I have decided to get one of these 2 bikes (Fuji 2013 Sportif 1.1c or Roubaix 1.5). I have been scouring the internet for information on the Sportif, but have no found anything at all. I am just getting back into road riding after 20 years off, and will mainly be doing 20-50 mile rides with my wife and friends. I may end up doing a few century rides later in the season. I was hoping to get some advice from folks who know more than I do about these 2 bicycles. Please don't tell me to get another manufacturer as I have compelling reasons to get Fuji.

Thanks everyone!

I would put up links, but I don't have enough posts yet.


----------



## tihsepa (Nov 27, 2008)

I just took a quick look. Looks like the Sportif will give you more of an endurance fit with a bit higher or longer head tube.


----------



## Phlerb (Feb 25, 2013)

I can guess, but I would rather have someone tell me what "Endurance" means in a bicycle.



tihsepa said:


> I just took a quick look. Looks like the Sportif will give you more of an endurance fit with a bit higher or longer head tube.


----------



## tihsepa (Nov 27, 2008)

Phlerb said:


> I can guess, but I would rather have someone tell me what "Endurance" means in a bicycle.

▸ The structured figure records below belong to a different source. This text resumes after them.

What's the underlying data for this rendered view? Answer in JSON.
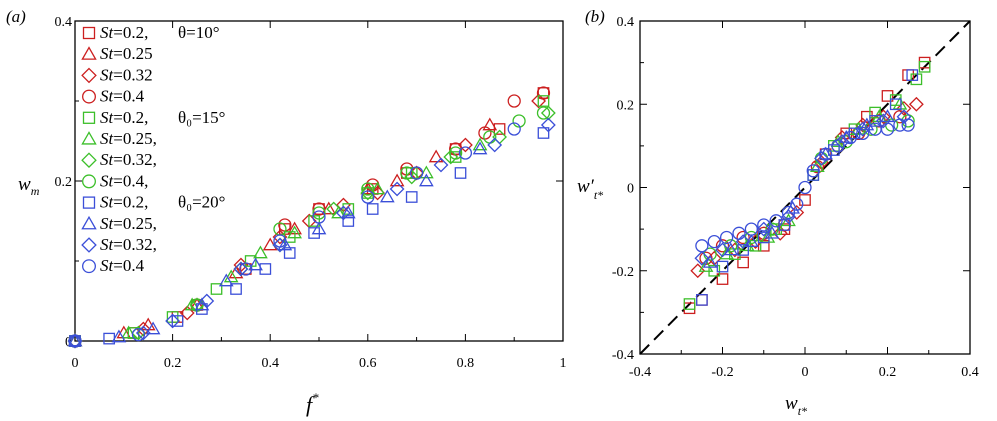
{
  "colors": {
    "red": "#cc1f1f",
    "green": "#3cbf2a",
    "blue": "#3b4fd8",
    "axis": "#000000"
  },
  "chart_data": [
    {
      "panel": "(a)",
      "type": "scatter",
      "xlabel": "f",
      "xlabel_sup": "*",
      "ylabel": "w",
      "ylabel_sub": "m",
      "xlim": [
        0,
        1
      ],
      "ylim": [
        0,
        0.4
      ],
      "xticks": [
        0,
        0.2,
        0.4,
        0.6,
        0.8,
        1
      ],
      "xtick_labels": [
        "0",
        "0.2",
        "0.4",
        "0.6",
        "0.8",
        "1"
      ],
      "yticks": [
        0,
        0.2,
        0.4
      ],
      "ytick_labels": [
        "0",
        "0.2",
        "0.4"
      ],
      "legend": [
        {
          "st": "St",
          "val": "=0.2,",
          "extra": "θ=10°",
          "marker": "square",
          "color": "red"
        },
        {
          "st": "St",
          "val": "=0.25",
          "extra": "",
          "marker": "triangle",
          "color": "red"
        },
        {
          "st": "St",
          "val": "=0.32",
          "extra": "",
          "marker": "diamond",
          "color": "red"
        },
        {
          "st": "St",
          "val": "=0.4",
          "extra": "",
          "marker": "circle",
          "color": "red"
        },
        {
          "st": "St",
          "val": "=0.2,",
          "extra": "θ₀=15°",
          "marker": "square",
          "color": "green"
        },
        {
          "st": "St",
          "val": "=0.25,",
          "extra": "",
          "marker": "triangle",
          "color": "green"
        },
        {
          "st": "St",
          "val": "=0.32,",
          "extra": "",
          "marker": "diamond",
          "color": "green"
        },
        {
          "st": "St",
          "val": "=0.4,",
          "extra": "",
          "marker": "circle",
          "color": "green"
        },
        {
          "st": "St",
          "val": "=0.2,",
          "extra": "θ₀=20°",
          "marker": "square",
          "color": "blue"
        },
        {
          "st": "St",
          "val": "=0.25,",
          "extra": "",
          "marker": "triangle",
          "color": "blue"
        },
        {
          "st": "St",
          "val": "=0.32,",
          "extra": "",
          "marker": "diamond",
          "color": "blue"
        },
        {
          "st": "St",
          "val": "=0.4",
          "extra": "",
          "marker": "circle",
          "color": "blue"
        }
      ],
      "series": [
        {
          "name": "St=0.2, θ=10°",
          "marker": "square",
          "color": "red",
          "x": [
            0,
            0.12,
            0.21,
            0.25,
            0.35,
            0.43,
            0.5,
            0.61,
            0.68,
            0.78,
            0.87,
            0.96
          ],
          "y": [
            0,
            0.01,
            0.03,
            0.045,
            0.09,
            0.14,
            0.165,
            0.19,
            0.21,
            0.24,
            0.265,
            0.31
          ]
        },
        {
          "name": "St=0.25",
          "marker": "triangle",
          "color": "red",
          "x": [
            0,
            0.1,
            0.15,
            0.25,
            0.33,
            0.4,
            0.45,
            0.52,
            0.6,
            0.66,
            0.74,
            0.85
          ],
          "y": [
            0,
            0.01,
            0.02,
            0.045,
            0.085,
            0.12,
            0.14,
            0.165,
            0.19,
            0.2,
            0.23,
            0.27
          ]
        },
        {
          "name": "St=0.32",
          "marker": "diamond",
          "color": "red",
          "x": [
            0,
            0.14,
            0.23,
            0.34,
            0.42,
            0.48,
            0.55,
            0.62,
            0.7,
            0.8,
            0.95
          ],
          "y": [
            0,
            0.015,
            0.035,
            0.095,
            0.13,
            0.15,
            0.17,
            0.185,
            0.21,
            0.245,
            0.3
          ]
        },
        {
          "name": "St=0.4",
          "marker": "circle",
          "color": "red",
          "x": [
            0,
            0.25,
            0.43,
            0.5,
            0.61,
            0.68,
            0.78,
            0.84,
            0.9,
            0.96
          ],
          "y": [
            0,
            0.045,
            0.145,
            0.165,
            0.195,
            0.215,
            0.24,
            0.26,
            0.3,
            0.31
          ]
        },
        {
          "name": "St=0.2, θ0=15°",
          "marker": "square",
          "color": "green",
          "x": [
            0,
            0.12,
            0.2,
            0.29,
            0.36,
            0.44,
            0.49,
            0.56,
            0.6,
            0.69,
            0.78,
            0.96
          ],
          "y": [
            0,
            0.01,
            0.03,
            0.065,
            0.1,
            0.13,
            0.15,
            0.165,
            0.185,
            0.21,
            0.23,
            0.3
          ]
        },
        {
          "name": "St=0.25,",
          "marker": "triangle",
          "color": "green",
          "x": [
            0,
            0.11,
            0.24,
            0.32,
            0.38,
            0.45,
            0.54,
            0.62,
            0.72,
            0.83
          ],
          "y": [
            0,
            0.01,
            0.045,
            0.08,
            0.11,
            0.135,
            0.16,
            0.19,
            0.21,
            0.245
          ]
        },
        {
          "name": "St=0.32,",
          "marker": "diamond",
          "color": "green",
          "x": [
            0,
            0.13,
            0.25,
            0.34,
            0.42,
            0.53,
            0.6,
            0.69,
            0.77,
            0.87,
            0.97
          ],
          "y": [
            0,
            0.01,
            0.045,
            0.09,
            0.12,
            0.165,
            0.185,
            0.205,
            0.23,
            0.255,
            0.285
          ]
        },
        {
          "name": "St=0.4,",
          "marker": "circle",
          "color": "green",
          "x": [
            0,
            0.25,
            0.42,
            0.5,
            0.6,
            0.68,
            0.78,
            0.85,
            0.91,
            0.96
          ],
          "y": [
            0,
            0.045,
            0.14,
            0.16,
            0.19,
            0.21,
            0.235,
            0.255,
            0.275,
            0.285
          ]
        },
        {
          "name": "St=0.2, θ0=20°",
          "marker": "square",
          "color": "blue",
          "x": [
            0,
            0.07,
            0.21,
            0.26,
            0.33,
            0.39,
            0.44,
            0.49,
            0.56,
            0.61,
            0.69,
            0.79,
            0.96
          ],
          "y": [
            0,
            0.003,
            0.025,
            0.04,
            0.065,
            0.09,
            0.11,
            0.135,
            0.15,
            0.165,
            0.18,
            0.21,
            0.26
          ]
        },
        {
          "name": "St=0.25,",
          "marker": "triangle",
          "color": "blue",
          "x": [
            0,
            0.09,
            0.16,
            0.26,
            0.31,
            0.37,
            0.43,
            0.5,
            0.56,
            0.64,
            0.72,
            0.83
          ],
          "y": [
            0,
            0.005,
            0.015,
            0.045,
            0.075,
            0.095,
            0.12,
            0.14,
            0.16,
            0.18,
            0.2,
            0.24
          ]
        },
        {
          "name": "St=0.32,",
          "marker": "diamond",
          "color": "blue",
          "x": [
            0,
            0.14,
            0.2,
            0.27,
            0.34,
            0.42,
            0.55,
            0.66,
            0.75,
            0.86,
            0.97
          ],
          "y": [
            0,
            0.01,
            0.025,
            0.05,
            0.09,
            0.12,
            0.16,
            0.19,
            0.22,
            0.245,
            0.27
          ]
        },
        {
          "name": "St=0.4",
          "marker": "circle",
          "color": "blue",
          "x": [
            0,
            0.13,
            0.35,
            0.42,
            0.5,
            0.6,
            0.7,
            0.8,
            0.9
          ],
          "y": [
            0,
            0.008,
            0.09,
            0.125,
            0.155,
            0.18,
            0.21,
            0.235,
            0.265
          ]
        }
      ]
    },
    {
      "panel": "(b)",
      "type": "scatter",
      "xlabel": "w",
      "xlabel_sub": "t*",
      "ylabel": "w′",
      "ylabel_sub": "t*",
      "xlim": [
        -0.4,
        0.4
      ],
      "ylim": [
        -0.4,
        0.4
      ],
      "xticks": [
        -0.4,
        -0.2,
        0,
        0.2,
        0.4
      ],
      "xtick_labels": [
        "-0.4",
        "-0.2",
        "0",
        "0.2",
        "0.4"
      ],
      "yticks": [
        -0.4,
        -0.2,
        0,
        0.2,
        0.4
      ],
      "ytick_labels": [
        "-0.4",
        "-0.2",
        "0",
        "0.2",
        "0.4"
      ],
      "reference_line": {
        "style": "dashed",
        "x": [
          -0.4,
          0.4
        ],
        "y": [
          -0.4,
          0.4
        ]
      },
      "series": [
        {
          "name": "θ=10° squares",
          "marker": "square",
          "color": "red",
          "x": [
            -0.28,
            -0.25,
            -0.2,
            -0.15,
            -0.1,
            -0.05,
            0,
            0.05,
            0.1,
            0.15,
            0.2,
            0.25,
            0.29
          ],
          "y": [
            -0.29,
            -0.27,
            -0.22,
            -0.18,
            -0.14,
            -0.1,
            -0.03,
            0.08,
            0.13,
            0.17,
            0.22,
            0.27,
            0.3
          ]
        },
        {
          "name": "θ=10° diamonds",
          "marker": "diamond",
          "color": "red",
          "x": [
            -0.26,
            -0.22,
            -0.17,
            -0.12,
            -0.06,
            -0.02,
            0.04,
            0.09,
            0.14,
            0.19,
            0.24,
            0.27
          ],
          "y": [
            -0.2,
            -0.17,
            -0.15,
            -0.13,
            -0.11,
            -0.06,
            0.06,
            0.12,
            0.15,
            0.17,
            0.19,
            0.2
          ]
        },
        {
          "name": "θ=10° circles",
          "marker": "circle",
          "color": "red",
          "x": [
            -0.24,
            -0.2,
            -0.15,
            -0.1,
            -0.05,
            0.03,
            0.08,
            0.13,
            0.18,
            0.23
          ],
          "y": [
            -0.17,
            -0.14,
            -0.12,
            -0.11,
            -0.09,
            0.05,
            0.1,
            0.13,
            0.16,
            0.17
          ]
        },
        {
          "name": "θ0=15° squares",
          "marker": "square",
          "color": "green",
          "x": [
            -0.28,
            -0.22,
            -0.17,
            -0.12,
            -0.07,
            0.02,
            0.07,
            0.12,
            0.17,
            0.22,
            0.27,
            0.29
          ],
          "y": [
            -0.28,
            -0.2,
            -0.16,
            -0.14,
            -0.1,
            0.03,
            0.1,
            0.14,
            0.18,
            0.21,
            0.26,
            0.29
          ]
        },
        {
          "name": "θ0=15° triangles",
          "marker": "triangle",
          "color": "green",
          "x": [
            -0.24,
            -0.19,
            -0.14,
            -0.09,
            -0.04,
            0.03,
            0.08,
            0.13,
            0.18,
            0.23
          ],
          "y": [
            -0.19,
            -0.16,
            -0.14,
            -0.12,
            -0.08,
            0.05,
            0.11,
            0.14,
            0.17,
            0.2
          ]
        },
        {
          "name": "θ0=15° circles",
          "marker": "circle",
          "color": "green",
          "x": [
            -0.23,
            -0.18,
            -0.13,
            -0.08,
            0.04,
            0.1,
            0.16,
            0.21,
            0.25
          ],
          "y": [
            -0.16,
            -0.14,
            -0.12,
            -0.1,
            0.07,
            0.11,
            0.14,
            0.15,
            0.16
          ]
        },
        {
          "name": "θ0=20° squares",
          "marker": "square",
          "color": "blue",
          "x": [
            -0.25,
            -0.2,
            -0.15,
            -0.1,
            -0.05,
            0.02,
            0.07,
            0.12,
            0.17,
            0.22,
            0.26
          ],
          "y": [
            -0.27,
            -0.19,
            -0.15,
            -0.12,
            -0.09,
            0.03,
            0.09,
            0.13,
            0.16,
            0.2,
            0.27
          ]
        },
        {
          "name": "θ0=20° triangles",
          "marker": "triangle",
          "color": "blue",
          "x": [
            -0.23,
            -0.18,
            -0.13,
            -0.08,
            -0.03,
            0.05,
            0.1,
            0.15,
            0.2
          ],
          "y": [
            -0.18,
            -0.15,
            -0.13,
            -0.11,
            -0.05,
            0.08,
            0.12,
            0.15,
            0.17
          ]
        },
        {
          "name": "θ0=20° diamonds",
          "marker": "diamond",
          "color": "blue",
          "x": [
            -0.25,
            -0.2,
            -0.15,
            -0.1,
            -0.04,
            0.04,
            0.09,
            0.14,
            0.19,
            0.24
          ],
          "y": [
            -0.17,
            -0.15,
            -0.13,
            -0.1,
            -0.07,
            0.07,
            0.11,
            0.14,
            0.16,
            0.17
          ]
        },
        {
          "name": "θ0=20° circles",
          "marker": "circle",
          "color": "blue",
          "x": [
            -0.25,
            -0.22,
            -0.19,
            -0.16,
            -0.13,
            -0.1,
            -0.07,
            -0.04,
            -0.02,
            0,
            0.02,
            0.05,
            0.08,
            0.11,
            0.14,
            0.17,
            0.2,
            0.23,
            0.25
          ],
          "y": [
            -0.14,
            -0.13,
            -0.12,
            -0.11,
            -0.1,
            -0.09,
            -0.08,
            -0.06,
            -0.04,
            0,
            0.04,
            0.08,
            0.1,
            0.12,
            0.13,
            0.14,
            0.14,
            0.15,
            0.15
          ]
        }
      ]
    }
  ]
}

Glad I didnt help. Hope someone else comes along who wants to help you.


----------



## Phlerb (Feb 25, 2013)

Please don't take my question as rude. I will take any help at all in this. The problem is I just don't have the knowledge that most people on this forum have. I can guess that endurance means it is used for longer rides instead of competition. But does this also mean it is heavier? Would the roubaix be just as good as the sportif for century rides, or would it become uncomfortable quicker than the sportif?

Since the price is almost the same, why should I pick one over the other? What are the pros and cons of endurance? Of 'competition' bikes?

Thank you for any information that you give and help this uninformed old biker out. 




tihsepa said:


> Glad I didnt help. Hope someone else comes along who wants to help you.


----------



## tihsepa (Nov 27, 2008)

Endurance will keep you more upright. Most people should be on an endurance fit. They will both be fine for longer rides depending on fit and your flexability and fitness. As far as weight. I bet they are both about the same. Not too much to be concerned about your pricepoint. 

Go ride them and get the bike that fits you the best. If it dosent fit, you wont ride it.


----------



## vinnybikesnow (Mar 11, 2013)

Yea more endurance probably from sport...


----------